4 En deuxième lieu, si le préfet de police de Paris, territorialement compétent en raison de la nouvelle domiciliation de M. A, soutient qu'il l'a convoqué à deux reprises les 5 et 13 juillet 2022 aux fins de réexamen de son dossier de demande de titre de séjour, d'une part il est constant que ces convocations n'ont été émises que plus de deux ans après le jugement du 16 mars 2020, et, d'autre part, il n'est pas établi que ces convocations aient été régulièrement notifiées à l'intéressé, l'administration ne produisant ni les lettres d'envois ni les accusés de réception, alors que le requérant conteste les avoir jamais reçues.

5 Par suite, il y a lieu d'enjoindre au préfet de police de Paris de convoquer M. A dans ses services, soit directement à sa nouvelle adresse (49 B, boulevard Davout, 75020 Paris) telle qu'indiquée dans la requête complémentaire du 19 avril 2023, soit par l'intermédiaire de son défenseur, dans un délai de dix jours à compter de la notification de la présente ordonnance, sous astreinte de 50 euros par jour de retard, aux fins de réexamen de son dossier et de délivrance, lors de cette convocation, d'une autorisation provisoire de séjour valable jusqu'à la décision explicite rendue à la suite de ce réexamen.

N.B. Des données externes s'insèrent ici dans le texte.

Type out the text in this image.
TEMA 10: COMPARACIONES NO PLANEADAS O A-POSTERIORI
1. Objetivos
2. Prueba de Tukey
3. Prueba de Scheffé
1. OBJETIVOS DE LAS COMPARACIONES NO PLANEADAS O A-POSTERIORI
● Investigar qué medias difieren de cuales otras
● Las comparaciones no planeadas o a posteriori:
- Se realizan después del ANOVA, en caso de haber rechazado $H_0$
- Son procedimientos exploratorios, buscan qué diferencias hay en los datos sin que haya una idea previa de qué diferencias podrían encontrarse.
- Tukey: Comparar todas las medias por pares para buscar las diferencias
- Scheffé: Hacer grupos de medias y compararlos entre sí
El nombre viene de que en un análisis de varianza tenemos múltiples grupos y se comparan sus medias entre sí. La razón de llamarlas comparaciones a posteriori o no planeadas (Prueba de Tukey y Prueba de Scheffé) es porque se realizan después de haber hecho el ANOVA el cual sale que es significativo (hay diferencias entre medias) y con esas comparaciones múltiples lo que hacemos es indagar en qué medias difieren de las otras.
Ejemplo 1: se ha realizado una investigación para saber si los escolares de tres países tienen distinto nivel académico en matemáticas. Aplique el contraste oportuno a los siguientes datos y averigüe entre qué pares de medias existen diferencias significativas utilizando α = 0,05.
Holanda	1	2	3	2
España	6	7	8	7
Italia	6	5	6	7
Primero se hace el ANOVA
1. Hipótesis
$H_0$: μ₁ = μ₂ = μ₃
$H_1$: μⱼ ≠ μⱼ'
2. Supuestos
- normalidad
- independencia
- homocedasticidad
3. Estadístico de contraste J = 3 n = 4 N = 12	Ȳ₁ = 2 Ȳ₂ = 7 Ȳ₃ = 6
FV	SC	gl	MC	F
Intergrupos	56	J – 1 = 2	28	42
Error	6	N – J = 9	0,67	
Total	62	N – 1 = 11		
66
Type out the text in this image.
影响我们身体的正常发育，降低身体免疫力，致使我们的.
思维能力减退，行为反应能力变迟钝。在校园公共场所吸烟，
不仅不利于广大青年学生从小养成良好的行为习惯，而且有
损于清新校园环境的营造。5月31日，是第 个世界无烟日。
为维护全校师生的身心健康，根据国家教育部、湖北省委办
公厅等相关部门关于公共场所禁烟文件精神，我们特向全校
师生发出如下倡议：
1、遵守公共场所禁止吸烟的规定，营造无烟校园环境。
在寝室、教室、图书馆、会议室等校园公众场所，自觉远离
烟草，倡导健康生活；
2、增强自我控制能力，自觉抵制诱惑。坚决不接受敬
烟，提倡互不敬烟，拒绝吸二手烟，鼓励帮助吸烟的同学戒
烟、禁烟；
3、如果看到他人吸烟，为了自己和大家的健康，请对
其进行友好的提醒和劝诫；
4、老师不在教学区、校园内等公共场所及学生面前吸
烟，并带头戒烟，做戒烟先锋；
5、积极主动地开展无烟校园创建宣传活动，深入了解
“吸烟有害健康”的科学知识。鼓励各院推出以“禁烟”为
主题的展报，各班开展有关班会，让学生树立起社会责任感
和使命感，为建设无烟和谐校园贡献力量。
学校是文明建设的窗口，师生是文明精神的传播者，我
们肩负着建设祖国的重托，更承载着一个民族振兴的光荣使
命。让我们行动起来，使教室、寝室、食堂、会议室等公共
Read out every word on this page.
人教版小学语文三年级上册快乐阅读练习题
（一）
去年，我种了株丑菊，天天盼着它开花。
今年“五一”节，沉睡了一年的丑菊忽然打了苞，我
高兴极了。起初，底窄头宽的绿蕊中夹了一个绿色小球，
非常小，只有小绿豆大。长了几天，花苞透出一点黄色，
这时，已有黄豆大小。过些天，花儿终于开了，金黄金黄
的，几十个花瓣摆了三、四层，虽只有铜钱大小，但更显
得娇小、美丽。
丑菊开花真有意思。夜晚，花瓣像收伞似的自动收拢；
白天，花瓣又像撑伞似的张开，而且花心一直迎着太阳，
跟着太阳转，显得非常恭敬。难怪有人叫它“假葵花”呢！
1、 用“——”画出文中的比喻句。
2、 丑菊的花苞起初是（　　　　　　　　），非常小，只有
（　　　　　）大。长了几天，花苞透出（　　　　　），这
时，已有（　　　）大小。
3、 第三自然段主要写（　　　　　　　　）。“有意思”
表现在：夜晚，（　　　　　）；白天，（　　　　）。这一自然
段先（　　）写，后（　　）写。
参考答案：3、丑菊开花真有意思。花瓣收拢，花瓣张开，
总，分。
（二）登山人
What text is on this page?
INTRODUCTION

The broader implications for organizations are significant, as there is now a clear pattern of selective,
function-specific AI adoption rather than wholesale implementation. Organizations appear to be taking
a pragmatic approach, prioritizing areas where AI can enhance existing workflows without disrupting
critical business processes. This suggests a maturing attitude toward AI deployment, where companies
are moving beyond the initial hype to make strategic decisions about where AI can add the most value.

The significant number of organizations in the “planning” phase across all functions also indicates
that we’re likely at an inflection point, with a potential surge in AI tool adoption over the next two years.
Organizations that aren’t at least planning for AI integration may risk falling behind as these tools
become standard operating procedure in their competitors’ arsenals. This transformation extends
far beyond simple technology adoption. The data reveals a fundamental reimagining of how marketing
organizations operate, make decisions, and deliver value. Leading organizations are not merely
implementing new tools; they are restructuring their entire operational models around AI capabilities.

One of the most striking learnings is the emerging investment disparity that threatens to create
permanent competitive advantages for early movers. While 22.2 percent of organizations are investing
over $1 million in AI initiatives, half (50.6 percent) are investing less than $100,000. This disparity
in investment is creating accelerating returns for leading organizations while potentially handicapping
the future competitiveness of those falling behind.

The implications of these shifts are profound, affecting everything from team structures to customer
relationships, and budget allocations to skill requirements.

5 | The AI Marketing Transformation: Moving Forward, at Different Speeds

6 En troisième lieu, les conclusions aux fins de paiement de la somme mise à la charge de l'Etat par le jugement du 16 mars 2020 ne pourront qu'être rejetées, le défenseur du requérant ayant communiqué à l'administration les éléments nécessaires à leur paiement le 6 mai 2023.

O R D O N N E :

Article 1er : M. A n'est pas admis à l'aide juridictionnelle provisoire.

Article 2 : Il est enjoint au préfet de police de Paris de convoquer M. A dans ses services dans un délai de dix jours à compter de la notification de la présente ordonnance, sous astreinte de 50 euros par jour de retard, aux fins de réexamen de son dossier et de délivrance, lors de cette convocation, d'une autorisation provisoire de séjour valable jusqu'à la décision explicite rendue à la suite de ce réexamen.

Article 3 : Le préfet de police de Paris communiquera au présent tribunal les suites données à l'injonction mentionnée à l'article 2.

Article 4 : Le surplus des conclusions de la requête de M. A est rejeté.

Article 5 : La présente ordonnance sera notifiée à M. B A, à la préfète du Val-de-Marne et au préfet de police de Paris.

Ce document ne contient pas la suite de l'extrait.